|25 March, 2020

Russia to boost April oil exports

Plans to increase production and boost overseas supplies follow the collapse early this month of a supply-cut pact

A general view shows a natural and associated petroleum gas processing plant in the Yarakta Oil Field, owned by Irkutsk Oil Company (INK), in Irkutsk Region, Russia March 11, 2019.

A general view shows a natural and associated petroleum gas processing plant in the Yarakta Oil Field, owned by Irkutsk Oil Company (INK), in Irkutsk Region, Russia March 11, 2019.

Reuters/Vasily Fedosenko

MOSCOW- Russia is set to boost oil exports next month, with supplies of its flagship Urals crude oil blend from the Baltic ports seen rising by 12%, following Saudi Arabia's plans to flood the market, a preliminary schedule seen by Reuters showed.

Following the publication of Russia's plans to crank up its supplies, global oil prices turned negative.
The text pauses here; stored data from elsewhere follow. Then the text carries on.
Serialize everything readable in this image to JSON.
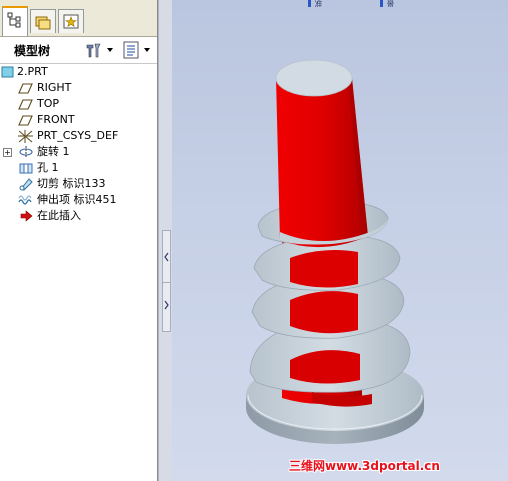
{
  "model_tree": {
    "title": "模型树",
    "items": [
      {
        "label": "2.PRT",
        "icon": "part-icon"
      },
      {
        "label": "RIGHT",
        "icon": "datum-plane-icon"
      },
      {
        "label": "TOP",
        "icon": "datum-plane-icon"
      },
      {
        "label": "FRONT",
        "icon": "datum-plane-icon"
      },
      {
        "label": "PRT_CSYS_DEF",
        "icon": "coordinate-system-icon"
      },
      {
        "label": "旋转 1",
        "icon": "revolve-icon"
      },
      {
        "label": "孔 1",
        "icon": "hole-icon"
      },
      {
        "label": "切剪 标识133",
        "icon": "cut-icon"
      },
      {
        "label": "伸出项 标识451",
        "icon": "protrusion-icon"
      },
      {
        "label": "在此插入",
        "icon": "insert-here-arrow-icon"
      }
    ]
  },
  "view_tabs": [
    "准",
    "景"
  ],
  "watermark": "三维网www.3dportal.cn",
  "colors": {
    "model_red": "#e00000",
    "thread_gray": "#c9d4dc",
    "background_top": "#bac6df",
    "watermark_red": "#e8121e"
  }
}
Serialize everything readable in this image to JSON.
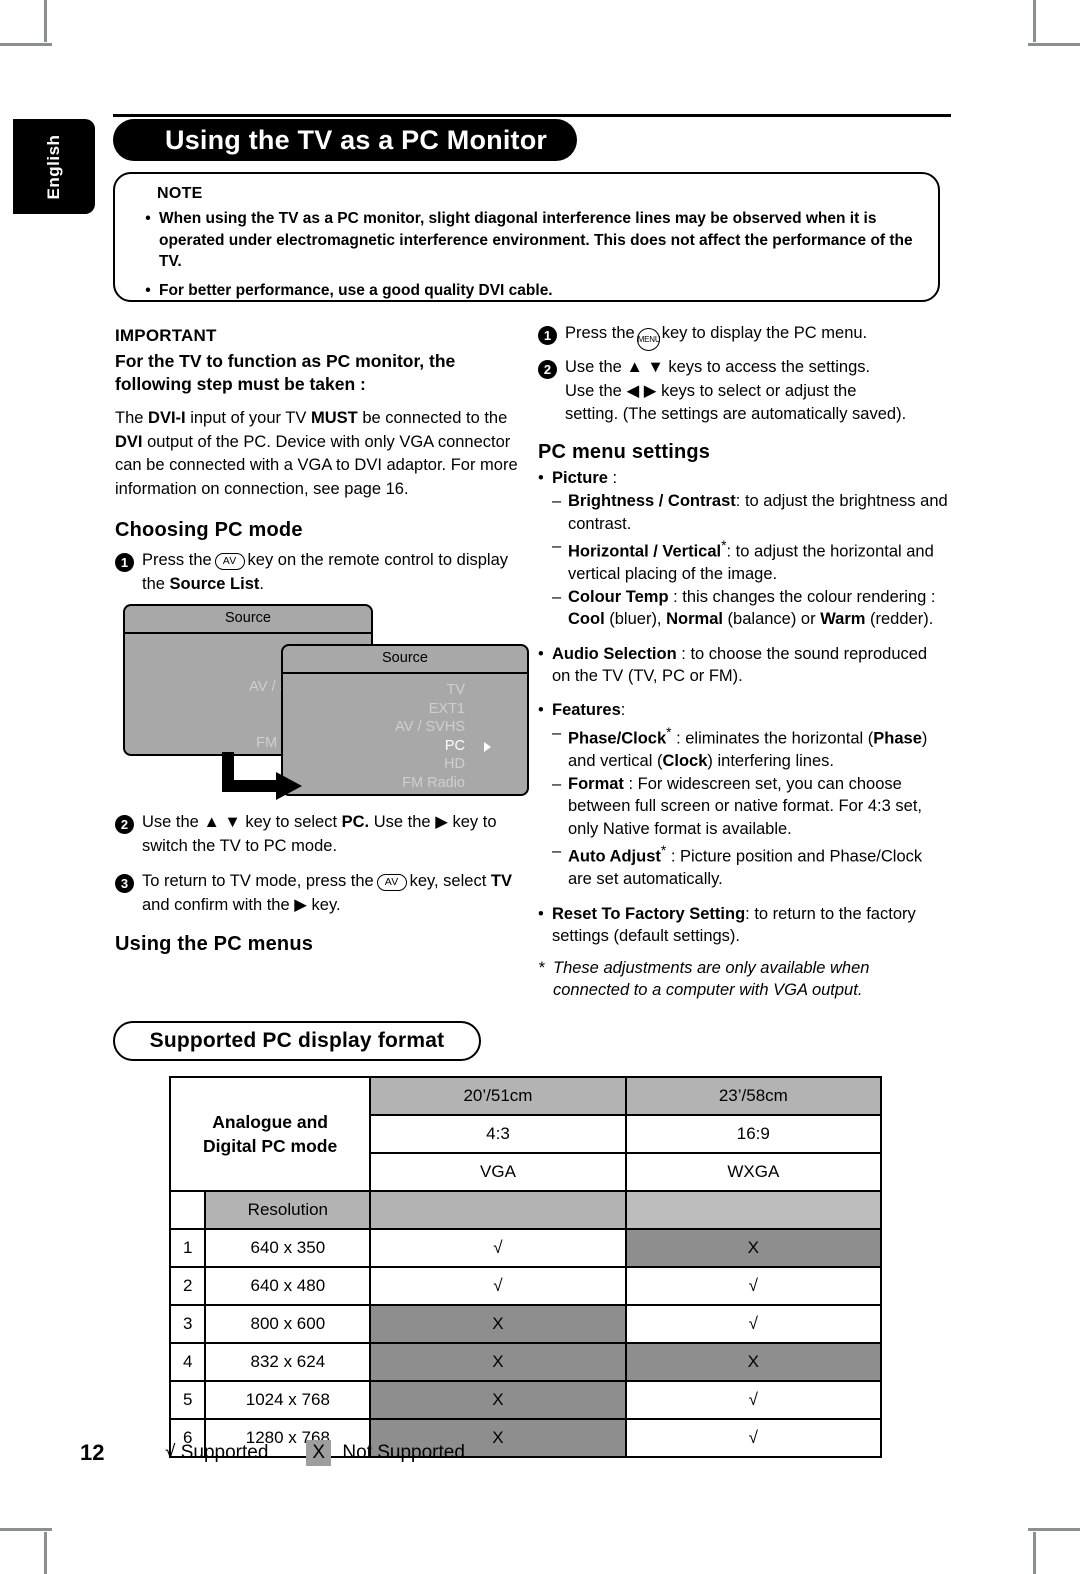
{
  "language_tab": "English",
  "header": {
    "title": "Using the TV as a PC Monitor"
  },
  "note": {
    "title": "NOTE",
    "bullet_glyph": "•",
    "items": [
      "When using the TV as a PC monitor, slight diagonal interference lines may be observed when it is operated under electromagnetic interference environment. This does not affect the performance of the TV.",
      "For better performance, use a good quality DVI cable."
    ]
  },
  "important": {
    "heading": "IMPORTANT",
    "subheading": "For the TV to function as PC monitor, the following step must be taken :",
    "body_1": "The ",
    "body_b1": "DVI-I",
    "body_2": " input of your TV ",
    "body_b2": "MUST",
    "body_3": " be connected to the ",
    "body_b3": "DVI",
    "body_4": " output of the PC. Device with only VGA connector can be connected with a VGA to DVI adaptor. For more information on connection, see page 16."
  },
  "choosing_pc_mode": {
    "heading": "Choosing PC mode",
    "step1_a": "Press the",
    "step1_key": "AV",
    "step1_b": "key on the remote control to display the ",
    "step1_bold": "Source List",
    "step1_c": ".",
    "step2_a": "Use the",
    "step2_b": "key to select ",
    "step2_bold": "PC.",
    "step2_c": " Use the",
    "step2_d": "key to switch the TV to PC mode.",
    "step3_a": "To return to TV mode, press the",
    "step3_key": "AV",
    "step3_b": "key, select ",
    "step3_bold": "TV",
    "step3_c": " and confirm with the",
    "step3_d": "key.",
    "numbers": [
      "1",
      "2",
      "3"
    ]
  },
  "source_menu_1": {
    "caption": "Source",
    "items": [
      "TV",
      "EXT1",
      "AV / SVHS",
      "PC",
      "HD",
      "FM Radio"
    ],
    "selected": "TV"
  },
  "source_menu_2": {
    "caption": "Source",
    "items": [
      "TV",
      "EXT1",
      "AV / SVHS",
      "PC",
      "HD",
      "FM Radio"
    ],
    "selected": "PC"
  },
  "using_pc_menus": {
    "heading": "Using the PC menus"
  },
  "pc_menu_steps": {
    "numbers": [
      "1",
      "2"
    ],
    "step1_a": "Press the",
    "step1_key": "MENU",
    "step1_b": "key to display the PC menu.",
    "step2_l1_a": "Use the",
    "step2_l1_b": "keys to access the settings.",
    "step2_l2_a": "Use the",
    "step2_l2_b": "keys to select or adjust the",
    "step2_l3": "setting. (The settings are automatically saved)."
  },
  "pc_menu_settings": {
    "heading": "PC menu settings",
    "bullet_glyph": "•",
    "dash_glyph": "–",
    "picture": {
      "label": "Picture",
      "label_suffix": " :",
      "sub": [
        {
          "bold": "Brightness / Contrast",
          "rest": ": to adjust the brightness and contrast."
        },
        {
          "bold": "Horizontal / Vertical",
          "star": "*",
          "rest": ": to adjust the horizontal and vertical placing of the image."
        },
        {
          "bold": "Colour Temp",
          "rest": " : this changes the colour rendering : ",
          "b2": "Cool",
          "rest2": " (bluer), ",
          "b3": "Normal",
          "rest3": " (balance) or ",
          "b4": "Warm",
          "rest4": " (redder)."
        }
      ]
    },
    "audio_selection": {
      "bold": "Audio Selection",
      "rest": " : to choose the sound reproduced on the TV (TV, PC or FM)."
    },
    "features": {
      "label": "Features",
      "label_suffix": ":",
      "sub": [
        {
          "bold": "Phase/Clock",
          "star": "*",
          "rest": " : eliminates the horizontal (",
          "b2": "Phase",
          "rest2": ") and vertical (",
          "b3": "Clock",
          "rest3": ") interfering lines."
        },
        {
          "bold": "Format",
          "rest": " : For widescreen set, you can choose between full screen or native format. For 4:3 set, only Native format is available."
        },
        {
          "bold": "Auto Adjust",
          "star": "*",
          "rest": " : Picture position and Phase/Clock are set automatically."
        }
      ]
    },
    "reset": {
      "bold": "Reset To Factory Setting",
      "rest": ": to return to the factory settings (default settings)."
    },
    "footnote_star": "*",
    "footnote": "These adjustments are only available when connected to a computer with VGA output."
  },
  "supported_format": {
    "pill_title": "Supported PC display format",
    "table": {
      "row_label": "Analogue and\nDigital PC mode",
      "row_label_l1": "Analogue and",
      "row_label_l2": "Digital PC mode",
      "size_headers": [
        "20’/51cm",
        "23’/58cm"
      ],
      "ratio_row": [
        "4:3",
        "16:9"
      ],
      "mode_row": [
        "VGA",
        "WXGA"
      ],
      "resolution_header": "Resolution",
      "rows": [
        {
          "idx": "1",
          "resolution": "640 x 350",
          "col1": "√",
          "col2": "X"
        },
        {
          "idx": "2",
          "resolution": "640 x 480",
          "col1": "√",
          "col2": "√"
        },
        {
          "idx": "3",
          "resolution": "800 x 600",
          "col1": "X",
          "col2": "√"
        },
        {
          "idx": "4",
          "resolution": "832 x 624",
          "col1": "X",
          "col2": "X"
        },
        {
          "idx": "5",
          "resolution": "1024 x 768",
          "col1": "X",
          "col2": "√"
        },
        {
          "idx": "6",
          "resolution": "1280 x 768",
          "col1": "X",
          "col2": "√"
        }
      ]
    }
  },
  "footer": {
    "page_number": "12",
    "legend_tick": "√",
    "legend_tick_label": "Supported",
    "legend_x": "X",
    "legend_x_label": "Not Supported"
  },
  "colors": {
    "menu_gray": "#a8a8a8",
    "table_header_gray": "#b3b3b3",
    "table_cell_dark": "#8e8e8e",
    "black": "#000000"
  }
}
Brent front-month futures hit session lows of around $26.3 per barrel.

The plans to increase production and boost overseas supplies follow the collapse early this month of a supply-cut pact between the Organization of the Petroleum Exporting Countries (OPEC), led by Saudi Arabia, and other producers led by Russia, known as OPEC+.
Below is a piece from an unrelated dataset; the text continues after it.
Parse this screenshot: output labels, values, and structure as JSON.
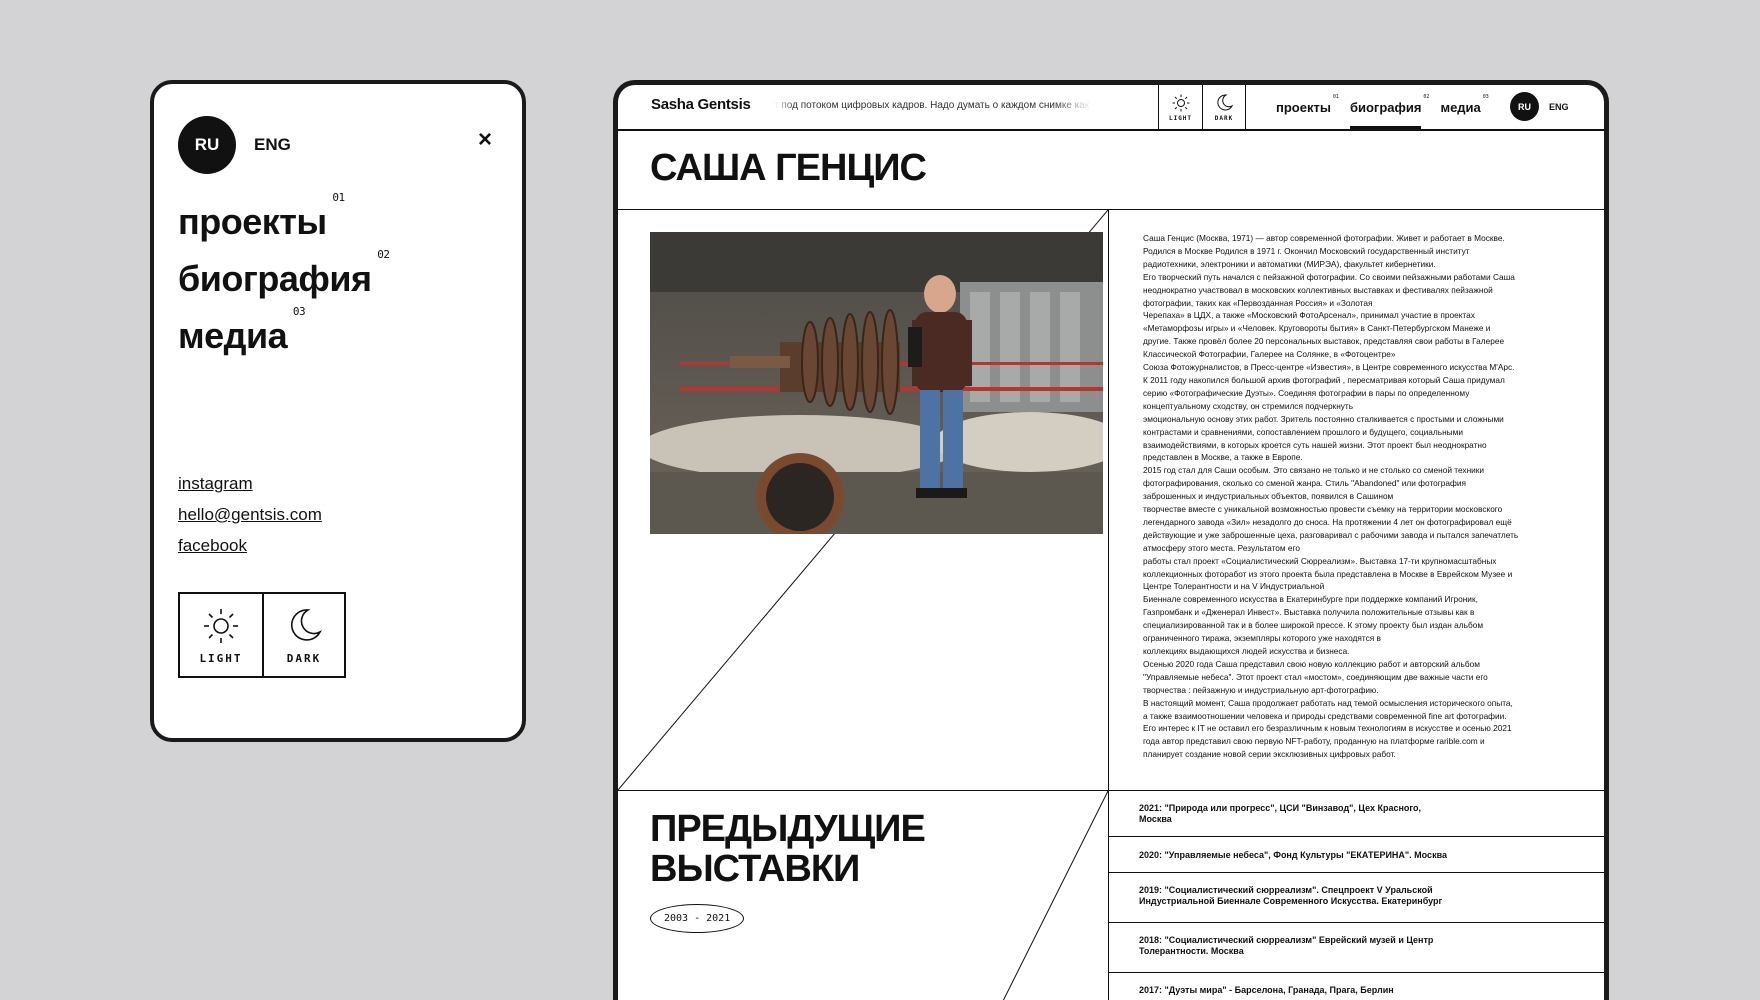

Oil prices have lost half their value in less than two weeks because of the impact of the coronavirus on demand and the increase in supply driven by a battle for market share between Saudi Arabia and Russia. 
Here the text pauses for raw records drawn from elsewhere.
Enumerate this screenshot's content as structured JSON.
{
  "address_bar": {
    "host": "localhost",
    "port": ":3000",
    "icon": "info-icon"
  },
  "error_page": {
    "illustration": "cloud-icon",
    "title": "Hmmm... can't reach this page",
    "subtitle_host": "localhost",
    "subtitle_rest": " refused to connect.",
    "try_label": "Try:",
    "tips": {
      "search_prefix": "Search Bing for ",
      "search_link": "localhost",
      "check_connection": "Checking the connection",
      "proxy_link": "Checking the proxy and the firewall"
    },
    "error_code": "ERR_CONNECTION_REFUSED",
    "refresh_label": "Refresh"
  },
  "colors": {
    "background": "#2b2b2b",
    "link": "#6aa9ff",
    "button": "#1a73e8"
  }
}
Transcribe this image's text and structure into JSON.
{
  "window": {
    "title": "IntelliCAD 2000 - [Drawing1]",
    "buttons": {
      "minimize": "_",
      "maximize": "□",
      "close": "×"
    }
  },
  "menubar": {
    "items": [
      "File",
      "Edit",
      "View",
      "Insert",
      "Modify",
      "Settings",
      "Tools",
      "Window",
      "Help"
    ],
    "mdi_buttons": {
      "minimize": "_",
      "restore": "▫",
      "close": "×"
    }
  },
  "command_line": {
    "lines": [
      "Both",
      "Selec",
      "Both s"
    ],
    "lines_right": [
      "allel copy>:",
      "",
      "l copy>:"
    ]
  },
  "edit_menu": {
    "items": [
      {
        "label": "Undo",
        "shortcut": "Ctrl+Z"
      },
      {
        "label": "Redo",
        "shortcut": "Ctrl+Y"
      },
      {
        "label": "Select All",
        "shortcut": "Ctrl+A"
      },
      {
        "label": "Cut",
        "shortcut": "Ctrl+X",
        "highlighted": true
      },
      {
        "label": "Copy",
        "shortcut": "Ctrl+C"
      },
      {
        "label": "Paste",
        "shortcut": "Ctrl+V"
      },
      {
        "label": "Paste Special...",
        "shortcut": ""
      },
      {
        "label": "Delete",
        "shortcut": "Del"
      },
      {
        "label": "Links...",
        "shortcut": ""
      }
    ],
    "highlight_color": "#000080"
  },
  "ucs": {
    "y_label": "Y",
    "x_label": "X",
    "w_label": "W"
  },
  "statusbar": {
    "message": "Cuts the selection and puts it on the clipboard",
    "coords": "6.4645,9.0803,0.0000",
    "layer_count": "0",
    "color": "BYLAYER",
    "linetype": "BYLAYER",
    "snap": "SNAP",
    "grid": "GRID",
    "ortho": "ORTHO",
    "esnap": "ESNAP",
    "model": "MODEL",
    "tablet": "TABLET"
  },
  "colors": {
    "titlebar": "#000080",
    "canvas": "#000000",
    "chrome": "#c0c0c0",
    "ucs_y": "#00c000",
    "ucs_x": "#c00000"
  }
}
The schedule, seen on Wednesday, showed the loadings of Russia's Urals blend are set to rise to 6.7 million tonnes in April from 6.2 million tonnes in March.

On a daily basis Urals loadings from the Baltic port of Primorsk and Ust-Luga will rise by 12% month on month, Reuters calculations showed.

Urals and Siberian Light loadings from the Black Sea port of Novorossiisk in April are set at 2.56 million tonnes, up from 2.2 million in March, the document showed on Wednesday.

Saudi Arabia plans to ship more than 10 million barrels per day (bpd) from May.